As always, depth on both lines is a priority, especially on defense. Frank Clark and Brennen Beyer both graduate after the 2014 season, leaving only Mario Ojemudia and Taco Charlton—two boom-or-bust prospects, in my opinion—at weakside DE. Strongside end won't be much deeper with Keith Heitzman, Chris Wormley, and Tom Strobel. Depending on the collegiate position of Maurice Hurst Jr., nose tackle could also become a glaring need.
Blake Countess, Delonte Hollowell, and Raymon Taylor will all be seniors in 2014, leaving holes to fill at cornerback even in the unlikely event that Michigan picks up a player like Kendall Fuller or Leon McQuay III to round out 2013. Keep a close eye on Cass Tech's Damon Webb and Illinois prospect Parrker Westphal, both of whom are early favorities to join the 2014 class; landing that duo would be a great start to filling needs in the secondary.
So, um, basically everything besides linebacker. I hope this was helpful and not a complete waste of time.
What's your best guess on Treadwell's decision date? — @TKBigCrew
Treadwell's recent quotes indicate that he's not entirely sure himself; he says he'll commit on a "random day," admits Michigan is almost certainly his choice, and says that day will be "soon," but he still wants to take official visits.
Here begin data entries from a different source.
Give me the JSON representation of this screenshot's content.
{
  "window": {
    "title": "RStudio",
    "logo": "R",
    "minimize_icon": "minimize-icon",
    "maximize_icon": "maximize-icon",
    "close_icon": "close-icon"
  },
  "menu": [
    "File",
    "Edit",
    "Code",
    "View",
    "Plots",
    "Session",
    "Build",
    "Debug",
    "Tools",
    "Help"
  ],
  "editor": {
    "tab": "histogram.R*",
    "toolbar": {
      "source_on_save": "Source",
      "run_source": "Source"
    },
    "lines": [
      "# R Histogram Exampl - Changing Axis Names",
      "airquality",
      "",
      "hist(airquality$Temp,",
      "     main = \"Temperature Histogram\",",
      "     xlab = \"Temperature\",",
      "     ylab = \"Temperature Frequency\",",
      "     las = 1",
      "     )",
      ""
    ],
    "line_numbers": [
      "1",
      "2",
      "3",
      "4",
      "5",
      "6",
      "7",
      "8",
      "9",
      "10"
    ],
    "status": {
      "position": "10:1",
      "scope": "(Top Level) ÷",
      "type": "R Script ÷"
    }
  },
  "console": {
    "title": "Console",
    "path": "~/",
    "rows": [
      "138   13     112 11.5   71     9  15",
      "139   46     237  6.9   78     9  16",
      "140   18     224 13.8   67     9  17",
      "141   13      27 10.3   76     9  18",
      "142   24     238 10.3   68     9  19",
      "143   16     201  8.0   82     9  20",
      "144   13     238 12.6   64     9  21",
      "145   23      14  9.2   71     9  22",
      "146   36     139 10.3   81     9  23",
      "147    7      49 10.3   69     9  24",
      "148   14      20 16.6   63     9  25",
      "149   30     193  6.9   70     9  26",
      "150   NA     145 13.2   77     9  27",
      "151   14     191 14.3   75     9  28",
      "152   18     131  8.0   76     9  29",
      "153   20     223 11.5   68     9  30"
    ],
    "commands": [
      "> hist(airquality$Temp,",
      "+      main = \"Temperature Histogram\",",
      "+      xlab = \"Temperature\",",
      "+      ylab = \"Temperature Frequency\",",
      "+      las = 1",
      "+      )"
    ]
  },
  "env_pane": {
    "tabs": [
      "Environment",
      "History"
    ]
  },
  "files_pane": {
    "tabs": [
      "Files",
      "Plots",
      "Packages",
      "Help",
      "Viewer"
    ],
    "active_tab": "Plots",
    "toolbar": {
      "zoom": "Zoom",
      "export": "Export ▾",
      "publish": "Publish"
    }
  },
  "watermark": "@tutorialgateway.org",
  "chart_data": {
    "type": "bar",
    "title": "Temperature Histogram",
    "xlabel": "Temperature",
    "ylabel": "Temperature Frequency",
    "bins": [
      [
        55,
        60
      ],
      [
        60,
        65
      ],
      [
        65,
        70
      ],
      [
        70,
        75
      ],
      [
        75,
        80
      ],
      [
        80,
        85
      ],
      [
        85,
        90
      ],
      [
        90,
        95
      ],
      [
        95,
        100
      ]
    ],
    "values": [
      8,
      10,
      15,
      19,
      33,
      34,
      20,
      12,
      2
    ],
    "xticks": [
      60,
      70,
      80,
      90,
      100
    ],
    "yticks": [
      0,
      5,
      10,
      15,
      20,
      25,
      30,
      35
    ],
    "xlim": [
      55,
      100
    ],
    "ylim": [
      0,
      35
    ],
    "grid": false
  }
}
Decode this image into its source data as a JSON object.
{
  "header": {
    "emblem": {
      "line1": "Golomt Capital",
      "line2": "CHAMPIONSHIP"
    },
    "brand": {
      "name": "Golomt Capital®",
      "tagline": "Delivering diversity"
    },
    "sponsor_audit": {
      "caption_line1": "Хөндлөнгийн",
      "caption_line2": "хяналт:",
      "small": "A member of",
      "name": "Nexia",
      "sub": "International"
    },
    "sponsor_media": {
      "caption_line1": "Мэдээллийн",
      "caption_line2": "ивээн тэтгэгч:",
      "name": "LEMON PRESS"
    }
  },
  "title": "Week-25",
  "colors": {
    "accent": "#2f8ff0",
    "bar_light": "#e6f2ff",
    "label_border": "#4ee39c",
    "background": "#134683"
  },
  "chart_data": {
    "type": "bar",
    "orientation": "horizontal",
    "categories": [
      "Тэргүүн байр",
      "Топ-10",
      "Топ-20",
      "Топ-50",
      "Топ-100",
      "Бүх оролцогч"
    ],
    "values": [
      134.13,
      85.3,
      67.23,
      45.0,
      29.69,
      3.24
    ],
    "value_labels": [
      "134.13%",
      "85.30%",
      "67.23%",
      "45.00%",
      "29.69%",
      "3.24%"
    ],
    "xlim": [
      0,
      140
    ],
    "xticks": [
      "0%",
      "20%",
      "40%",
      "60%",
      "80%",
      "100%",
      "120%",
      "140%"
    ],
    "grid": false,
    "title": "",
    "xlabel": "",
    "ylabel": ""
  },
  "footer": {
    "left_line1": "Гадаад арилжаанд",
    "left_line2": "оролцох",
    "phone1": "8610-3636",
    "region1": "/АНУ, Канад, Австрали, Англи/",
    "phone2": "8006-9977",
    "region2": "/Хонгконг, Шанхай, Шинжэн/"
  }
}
My guess is he's tiring of the process and will make his decision before the season—which means before officials—but I wouldn't be surprised if he at least checked out Oklahoma State before an announcement. Regardless of timetable or visits, it's going to take a heck of a lot to dethrone the Wolverines from his top spot.
What's up with Mike Farrell's analysis of Taco [Charlton] at the opening? Seems contradictory to what we've heard elsewhere. — @natebburn
This award goes to the player who lowered his stock the most from the camp. While Pickerington (Ohio) Central defensive end Taco Charlton looks the part, he really struggled. He has great size, long arms and he is very athletic. However, he is also very upright, only has an outside move and when coaches tried to teach him misdirection or crossover, he didn't grasp it well at all. He was beaten on almost every 1-on-1 rep he took.
Without seeing the event itself, I can't add my own opinion of Charlton's performance, but I'll say that this jives with a lot of what we know about him. Charlton is a very raw prospect who possesses all the athletic ability needed to be an elite end, yet still was a situational pass-rusher as a sophomore. It's not a mystery that he was recruited because of his sky-high upside. Pitting a player like that against the best linemen the country has to offer is a recipe for a sub-par performance.
However, I wouldn't be too concerned about Farrell's review of Charlton. He still acknowledges that Taco has the frame and athleticism to make a big impact. We already knew that he isn't advanced technically and will almost certainly need a redshirt year and some coaching up before he sees the field. I don't think what happened at The Opening—which is obviously up for interpretation in the first place—changes any of that. If Charlton had excelled against the top linemen in the country it would have been a very pleasant surprise. As it stands, I still think he's got one of the highest ceilings of any recruit in Michigan's class.